Union Summer is just the youth outreach of Labor’s election year strategy. This campaign year, the AFL-CIO is spending $35 million of mandatory union membership dues on ads targeted to defeat some 75 Republican congressmen. Although 40% of union members are Republicans, 100% of the these mandatory dues will go toward defeating Republican candidates. The recently installed AFL-CIO President John Sweeney has even announced a surtax on its affiliates to raise the extra money, equivalent to 15 cents per member per month. This doesn’t even include the hundreds of millions of dollars of party-building money that makes its way to Democrats. President Clinton, aware of Big Labor’s power in the Democratic Party (1 in 4 Democratic Convention delegates are union members), rescinded the Supreme Court’s Beck decision, which forbade the use of compulsory union dues for political purposes.

Unions have been active on the local level as well. ACORN, a union-backed activist group once notorious for brandishing lunch trays during a Gingrich speech, helped place an initiative to increase the minimum wage on the California ballot. But the Employment Policies Institute pointed out that ACORN will do anything for the minimum wage except pay it to their own workers: the group filed a legal brief to exempt themselves from paying the state’s current $4.25 minimum wage, explaining with devastating common sense that “the more that ACORN must pay each individual outreach worker . . . the fewer outreach workers it will be able to hire.”

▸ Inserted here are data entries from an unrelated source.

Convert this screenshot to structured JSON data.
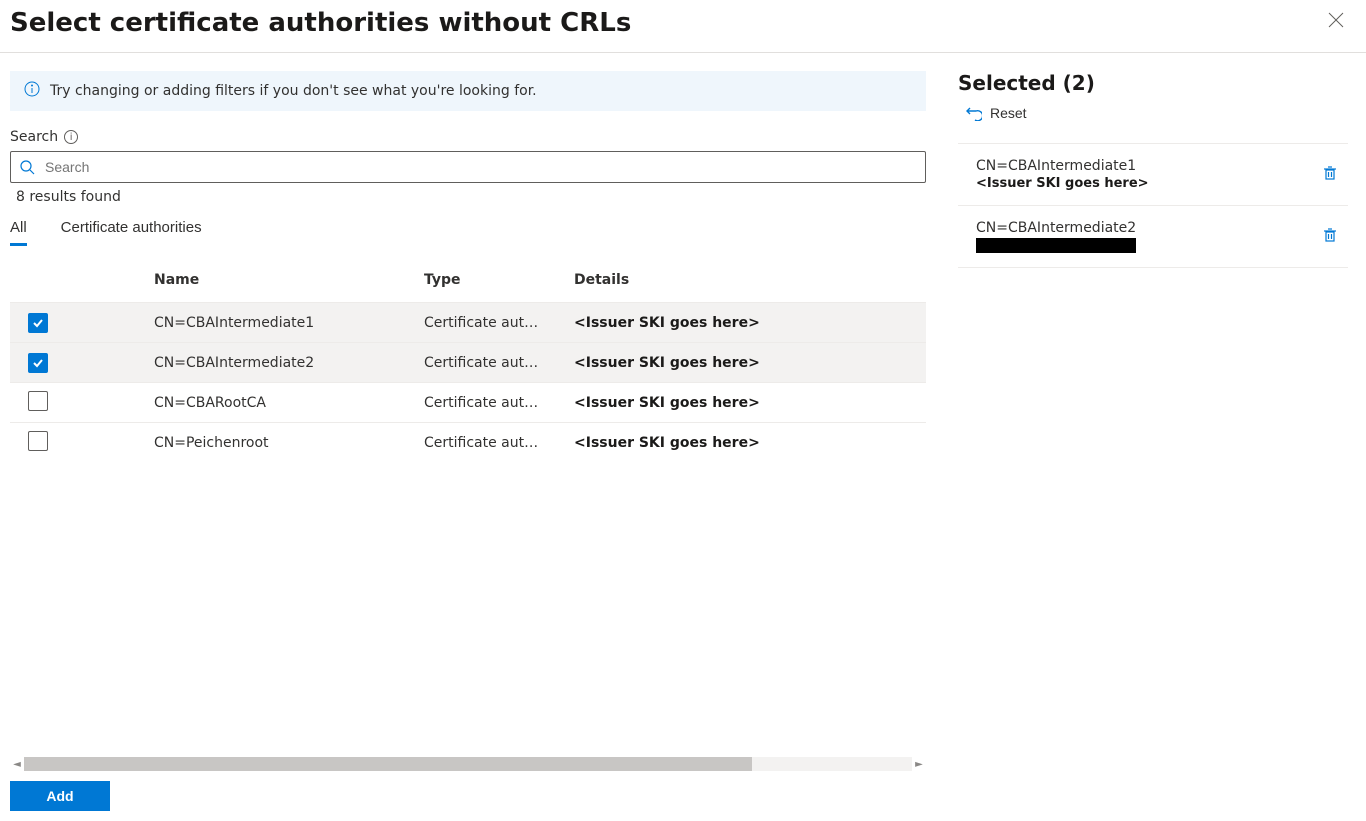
{
  "header": {
    "title": "Select certificate authorities without CRLs"
  },
  "info_banner": {
    "text": "Try changing or adding filters if you don't see what you're looking for."
  },
  "search": {
    "label": "Search",
    "placeholder": "Search",
    "results_text": "8 results found"
  },
  "tabs": {
    "all": "All",
    "ca": "Certificate authorities",
    "active": "all"
  },
  "columns": {
    "name": "Name",
    "type": "Type",
    "details": "Details"
  },
  "rows": [
    {
      "checked": true,
      "name": "CN=CBAIntermediate1",
      "type": "Certificate aut…",
      "details": "<Issuer SKI goes here>"
    },
    {
      "checked": true,
      "name": "CN=CBAIntermediate2",
      "type": "Certificate aut…",
      "details": "<Issuer SKI goes here>"
    },
    {
      "checked": false,
      "name": "CN=CBARootCA",
      "type": "Certificate aut…",
      "details": "<Issuer SKI goes here>"
    },
    {
      "checked": false,
      "name": "CN=Peichenroot",
      "type": "Certificate aut…",
      "details": "<Issuer SKI goes here>"
    }
  ],
  "selected": {
    "heading": "Selected (2)",
    "reset_label": "Reset",
    "items": [
      {
        "name": "CN=CBAIntermediate1",
        "detail": "<Issuer SKI goes here>",
        "redacted": false
      },
      {
        "name": "CN=CBAIntermediate2",
        "detail": "redacted",
        "redacted": true
      }
    ]
  },
  "footer": {
    "add_label": "Add"
  }
}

Just as ACORN exempts itself from the policies for which it lobbies, the Union Summer kids will most likely escape the consequences of the labor agenda they’re pushing. It will be the unskilled workers, those without college educations, who will take the fall if the government saws off the lowest rungs of the pay ladder. Those dissatisfied working for $4.25 an hour will be unemployed at $5.15 an hour. And the Union Summer protesters will be back at school.

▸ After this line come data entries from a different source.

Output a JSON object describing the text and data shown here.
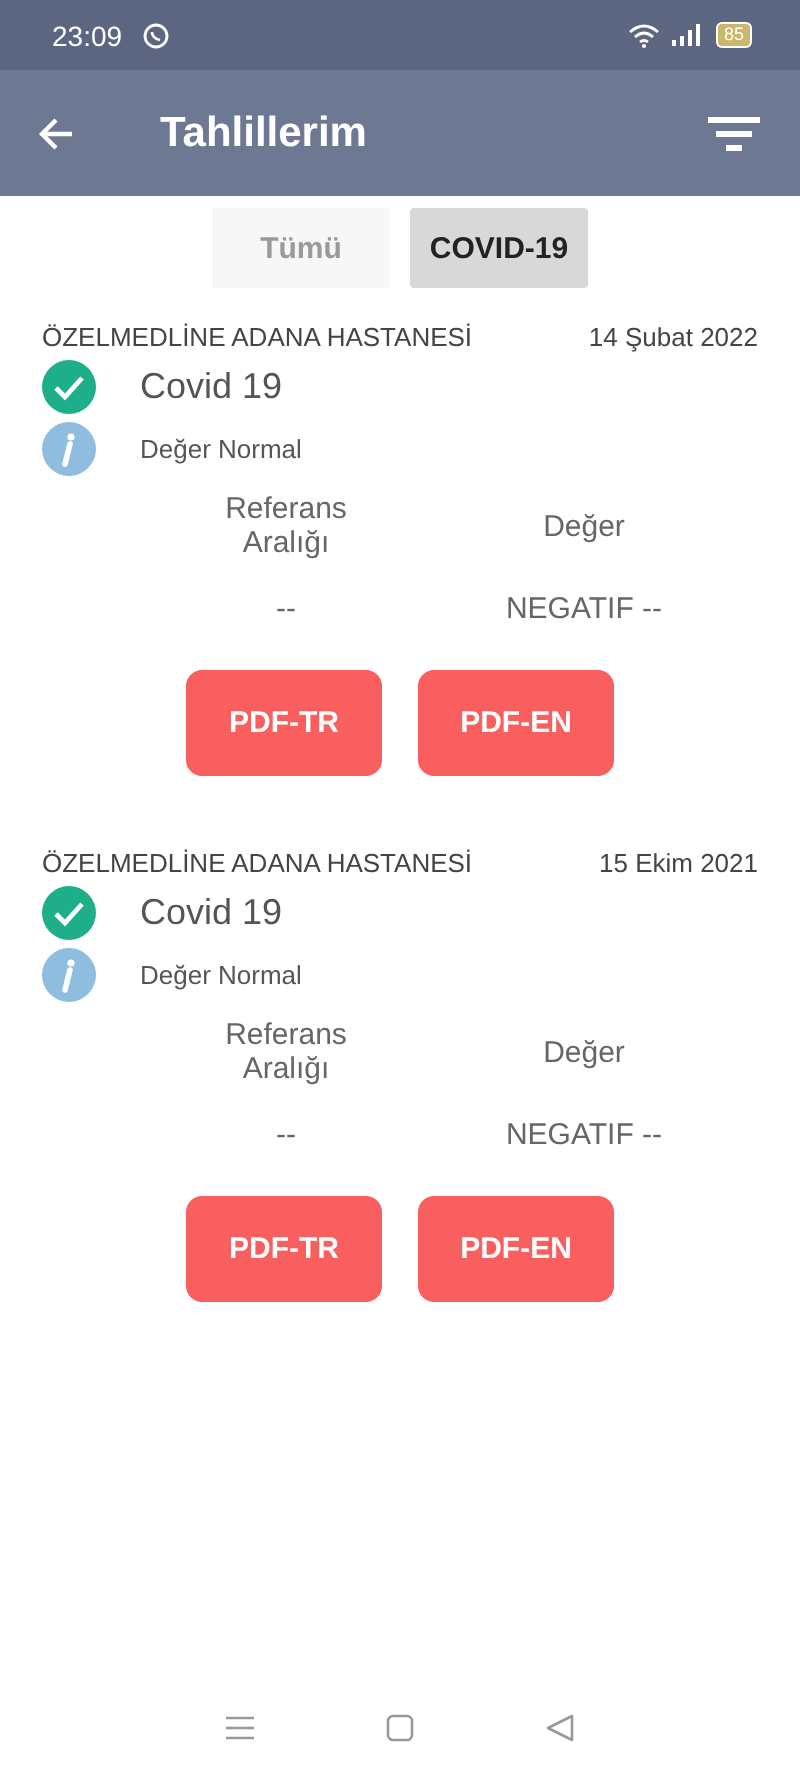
{
  "status_bar": {
    "time": "23:09",
    "battery": "85"
  },
  "app_bar": {
    "title": "Tahlillerim"
  },
  "tabs": [
    {
      "label": "Tümü",
      "selected": false
    },
    {
      "label": "COVID-19",
      "selected": true
    }
  ],
  "results": [
    {
      "hospital": "ÖZELMEDLİNE ADANA HASTANESİ",
      "date": "14 Şubat 2022",
      "test": "Covid 19",
      "status": "Değer Normal",
      "reference_header": "Referans Aralığı",
      "value_header": "Değer",
      "reference": "--",
      "value": "NEGATIF --",
      "buttons": [
        "PDF-TR",
        "PDF-EN"
      ]
    },
    {
      "hospital": "ÖZELMEDLİNE ADANA HASTANESİ",
      "date": "15 Ekim 2021",
      "test": "Covid 19",
      "status": "Değer Normal",
      "reference_header": "Referans Aralığı",
      "value_header": "Değer",
      "reference": "--",
      "value": "NEGATIF --",
      "buttons": [
        "PDF-TR",
        "PDF-EN"
      ]
    }
  ]
}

It’s an irony that the AFL-CIO has done admirable work for freedom abroad, most notably in Poland, where they lent moral and tactical support to the striking shipyard workers of Gdansk and later to Solidarity, Eastern Europe’s first independent labor union. Yet, Big Labor’s vision for America remains authoritarian, not above using their grip on the government and service bureaucracies for strategic strong-arming. The AFL-CIO’s Sweeney recently remarked approvingly, “I couldn’t help but be impressed with what is going on in France . . . the workers shut down the country — even though only 8 percent of the work force is organized!”

This is Labor’s vision for the future in miniature: a never-ending struggle between the unalterably opposed monoliths of workers and management. Sweeney seems to welcome a future of adults acting as wards of the state, pitching fits of work-stoppage when they don’t get their way. One suspects that Generation X, the most skeptical generation in history, will be less eager to fit the union label.

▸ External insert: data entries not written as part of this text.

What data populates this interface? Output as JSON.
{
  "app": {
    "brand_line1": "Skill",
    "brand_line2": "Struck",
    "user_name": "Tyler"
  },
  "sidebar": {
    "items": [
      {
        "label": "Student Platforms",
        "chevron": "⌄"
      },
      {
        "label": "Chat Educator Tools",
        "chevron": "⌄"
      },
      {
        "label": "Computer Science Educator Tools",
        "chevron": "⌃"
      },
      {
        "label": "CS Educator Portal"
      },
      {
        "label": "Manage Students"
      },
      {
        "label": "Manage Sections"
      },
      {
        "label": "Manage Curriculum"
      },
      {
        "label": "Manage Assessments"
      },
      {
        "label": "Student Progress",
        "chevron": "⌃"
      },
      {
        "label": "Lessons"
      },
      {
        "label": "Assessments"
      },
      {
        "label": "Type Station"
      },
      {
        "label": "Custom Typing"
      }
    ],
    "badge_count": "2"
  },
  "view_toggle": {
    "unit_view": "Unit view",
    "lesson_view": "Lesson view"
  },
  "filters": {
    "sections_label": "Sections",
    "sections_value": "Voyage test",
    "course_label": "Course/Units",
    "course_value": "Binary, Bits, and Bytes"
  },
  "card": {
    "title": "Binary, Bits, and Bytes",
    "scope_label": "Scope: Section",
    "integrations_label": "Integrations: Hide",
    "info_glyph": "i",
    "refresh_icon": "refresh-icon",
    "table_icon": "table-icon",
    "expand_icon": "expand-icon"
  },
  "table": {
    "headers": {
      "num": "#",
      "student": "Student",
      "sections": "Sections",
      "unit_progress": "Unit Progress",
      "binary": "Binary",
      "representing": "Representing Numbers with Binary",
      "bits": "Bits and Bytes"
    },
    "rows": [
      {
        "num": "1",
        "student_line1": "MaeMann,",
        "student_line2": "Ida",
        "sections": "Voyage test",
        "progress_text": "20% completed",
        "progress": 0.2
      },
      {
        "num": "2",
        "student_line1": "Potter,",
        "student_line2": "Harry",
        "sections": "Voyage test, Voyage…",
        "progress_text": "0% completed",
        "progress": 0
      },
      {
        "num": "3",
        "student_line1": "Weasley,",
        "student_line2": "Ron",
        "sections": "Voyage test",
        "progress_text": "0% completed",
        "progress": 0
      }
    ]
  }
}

Structural changes are taking place in the world economy that not even the most activist president can forestall; and hurling college students as cannon fodder against the barricade of the global marketplace won’t revive Big Labor’s prospects. In retrospect, Labor’s youth movement may come to resemble the Children’s Crusade, when cynical elders worked 13th-century youth into a religious fervor before sending them off to liberate Jerusalem from the Moslems. Promised glory and salvation, they suffered death and slavery for their pains.

The kids of Union Summer will be more fortunate. If their mission succeeds, and unions ram through their agenda of federal jobs programs, union wage scales, and unchecked entitlement spending, they may suffer at worst an extended bout of unemployment. Still, this is a high price to pay for a summer of “saving the world.”